The Literacy Volunteers office at Gateway Community Center in Kalispell also has a library of free books ready and waiting for anyone who wants them.
“The idea of free books is really important,” Hensleigh said. “Those who struggle with reading are often intimidated to go to the library. This is a segue of access to incorporate books into people’s lives.
“A lot of what we do is get them comfortable with books and reading,” she continued, “so they’re comfortable in a learning environment.”
The reading outreach programs focus less on reading instruction than on recruiting new learners and spreading the word about the importance of reading. Literacy volunteers bring reading to all kinds of places, such as senior centers and drop-in day-care centers.
Only 30 percent of the learning goes on at Literacy Volunteers’ offices. Volunteers meet with learners at churches, coffee shops, after hours at schools, fitness centers, the grocery store — whatever best accommodates the client.
Getting a GED — a high school equivalency diploma — can be intimidating for many people who struggle with reading.
“They need help to show they can do it,” Hensleigh said. “It’s them thinking they can’t do it when we know they can. They need to believe in themselves.”
One-on-one instruction is the strength of Literacy Volunteers’ programs. It’s a model that takes away the hierarchy of the teacher and student, Hensleigh said.

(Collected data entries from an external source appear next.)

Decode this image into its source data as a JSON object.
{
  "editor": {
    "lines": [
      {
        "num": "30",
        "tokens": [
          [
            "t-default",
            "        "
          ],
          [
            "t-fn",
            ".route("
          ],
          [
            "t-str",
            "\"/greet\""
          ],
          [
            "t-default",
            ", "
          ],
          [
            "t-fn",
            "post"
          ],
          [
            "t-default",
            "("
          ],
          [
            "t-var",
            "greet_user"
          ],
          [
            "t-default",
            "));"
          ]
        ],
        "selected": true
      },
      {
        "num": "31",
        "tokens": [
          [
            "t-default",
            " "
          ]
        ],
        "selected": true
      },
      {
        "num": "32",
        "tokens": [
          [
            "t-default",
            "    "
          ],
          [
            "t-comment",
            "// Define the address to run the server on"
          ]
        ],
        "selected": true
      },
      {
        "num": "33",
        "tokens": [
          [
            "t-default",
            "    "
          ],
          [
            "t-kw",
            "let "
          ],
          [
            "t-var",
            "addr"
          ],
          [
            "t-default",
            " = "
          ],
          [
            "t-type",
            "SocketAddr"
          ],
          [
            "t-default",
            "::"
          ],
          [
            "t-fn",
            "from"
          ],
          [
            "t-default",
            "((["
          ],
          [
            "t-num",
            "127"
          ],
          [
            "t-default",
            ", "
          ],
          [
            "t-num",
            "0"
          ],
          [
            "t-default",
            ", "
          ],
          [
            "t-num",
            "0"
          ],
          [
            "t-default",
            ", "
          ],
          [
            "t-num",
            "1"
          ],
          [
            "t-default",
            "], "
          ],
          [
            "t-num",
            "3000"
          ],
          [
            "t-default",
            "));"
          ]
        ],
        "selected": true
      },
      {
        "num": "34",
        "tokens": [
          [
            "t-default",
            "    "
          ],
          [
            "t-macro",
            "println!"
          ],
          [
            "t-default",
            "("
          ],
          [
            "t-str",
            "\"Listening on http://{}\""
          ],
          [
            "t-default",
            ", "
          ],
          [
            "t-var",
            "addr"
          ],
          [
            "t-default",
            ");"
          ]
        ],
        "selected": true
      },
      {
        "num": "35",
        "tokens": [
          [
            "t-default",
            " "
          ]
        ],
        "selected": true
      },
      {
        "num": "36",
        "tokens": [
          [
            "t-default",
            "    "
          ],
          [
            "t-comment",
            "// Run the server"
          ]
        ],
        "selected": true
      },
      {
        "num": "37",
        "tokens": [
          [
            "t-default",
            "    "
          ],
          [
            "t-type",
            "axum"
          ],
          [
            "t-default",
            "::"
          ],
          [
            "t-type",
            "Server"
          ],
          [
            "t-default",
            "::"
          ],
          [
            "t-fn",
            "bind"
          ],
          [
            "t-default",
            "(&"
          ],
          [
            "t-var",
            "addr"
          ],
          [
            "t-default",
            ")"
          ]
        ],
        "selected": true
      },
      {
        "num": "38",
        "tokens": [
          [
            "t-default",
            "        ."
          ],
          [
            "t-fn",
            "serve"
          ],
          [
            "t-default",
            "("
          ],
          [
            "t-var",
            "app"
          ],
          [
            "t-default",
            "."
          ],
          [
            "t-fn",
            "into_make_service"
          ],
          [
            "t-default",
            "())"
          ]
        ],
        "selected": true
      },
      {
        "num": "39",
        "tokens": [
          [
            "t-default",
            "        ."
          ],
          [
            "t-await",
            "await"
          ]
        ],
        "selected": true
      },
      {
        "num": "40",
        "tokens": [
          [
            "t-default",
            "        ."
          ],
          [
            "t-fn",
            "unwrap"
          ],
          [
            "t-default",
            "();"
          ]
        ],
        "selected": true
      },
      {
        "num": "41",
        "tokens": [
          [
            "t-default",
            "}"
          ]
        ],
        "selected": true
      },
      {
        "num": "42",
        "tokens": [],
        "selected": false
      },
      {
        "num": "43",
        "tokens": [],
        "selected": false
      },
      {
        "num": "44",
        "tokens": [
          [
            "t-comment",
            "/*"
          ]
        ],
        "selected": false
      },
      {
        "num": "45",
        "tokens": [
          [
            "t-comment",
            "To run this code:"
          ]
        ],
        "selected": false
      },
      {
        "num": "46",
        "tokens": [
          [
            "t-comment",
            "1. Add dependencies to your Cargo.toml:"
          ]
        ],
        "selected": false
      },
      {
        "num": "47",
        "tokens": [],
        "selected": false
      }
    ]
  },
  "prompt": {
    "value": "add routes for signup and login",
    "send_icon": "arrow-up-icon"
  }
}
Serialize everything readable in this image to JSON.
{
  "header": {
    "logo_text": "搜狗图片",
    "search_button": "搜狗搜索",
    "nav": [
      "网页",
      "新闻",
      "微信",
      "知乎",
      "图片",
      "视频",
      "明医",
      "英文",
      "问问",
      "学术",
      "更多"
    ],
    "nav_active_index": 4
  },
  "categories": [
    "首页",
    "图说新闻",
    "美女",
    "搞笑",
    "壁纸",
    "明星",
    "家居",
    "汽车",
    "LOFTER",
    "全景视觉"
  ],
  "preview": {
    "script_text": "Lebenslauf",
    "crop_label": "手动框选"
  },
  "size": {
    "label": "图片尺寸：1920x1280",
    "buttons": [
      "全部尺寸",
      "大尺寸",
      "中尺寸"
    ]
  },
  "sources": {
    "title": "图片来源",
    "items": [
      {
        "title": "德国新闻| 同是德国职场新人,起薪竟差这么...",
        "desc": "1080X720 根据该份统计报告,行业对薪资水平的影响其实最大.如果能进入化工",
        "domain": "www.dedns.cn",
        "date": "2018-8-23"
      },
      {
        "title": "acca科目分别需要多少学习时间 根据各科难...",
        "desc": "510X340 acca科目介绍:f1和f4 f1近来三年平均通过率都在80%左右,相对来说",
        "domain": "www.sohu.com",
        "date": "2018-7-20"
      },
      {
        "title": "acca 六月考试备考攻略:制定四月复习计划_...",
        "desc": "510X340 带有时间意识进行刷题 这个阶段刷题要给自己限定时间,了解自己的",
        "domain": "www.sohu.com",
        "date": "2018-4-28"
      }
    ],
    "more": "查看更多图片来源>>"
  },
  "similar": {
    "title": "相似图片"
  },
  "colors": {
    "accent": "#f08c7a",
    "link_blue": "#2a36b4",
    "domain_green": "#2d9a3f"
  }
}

Despite all of this outreach by staff and volunteers, the grim statistic is that 9 percent of the population in Flathead County is functionally illiterate.
“These are people who can’t read a map, a report card or a prescription label,” Hensleigh pointed out.
As Literacy Volunteers heads into the future, it’s a pivotal time for the organization that provides a mountain of service with a slim $60,000-a-year budget.
“This year we’ll make the shift to a structure that maintains the organization for another 25 years,” Hensleigh said. “The first 25 years Literacy Volunteers has quietly, humbly done a lot of good work. This is our year to tell our story, and that’s that anyone who wants to read, we’ll figure out a way to make it happen.”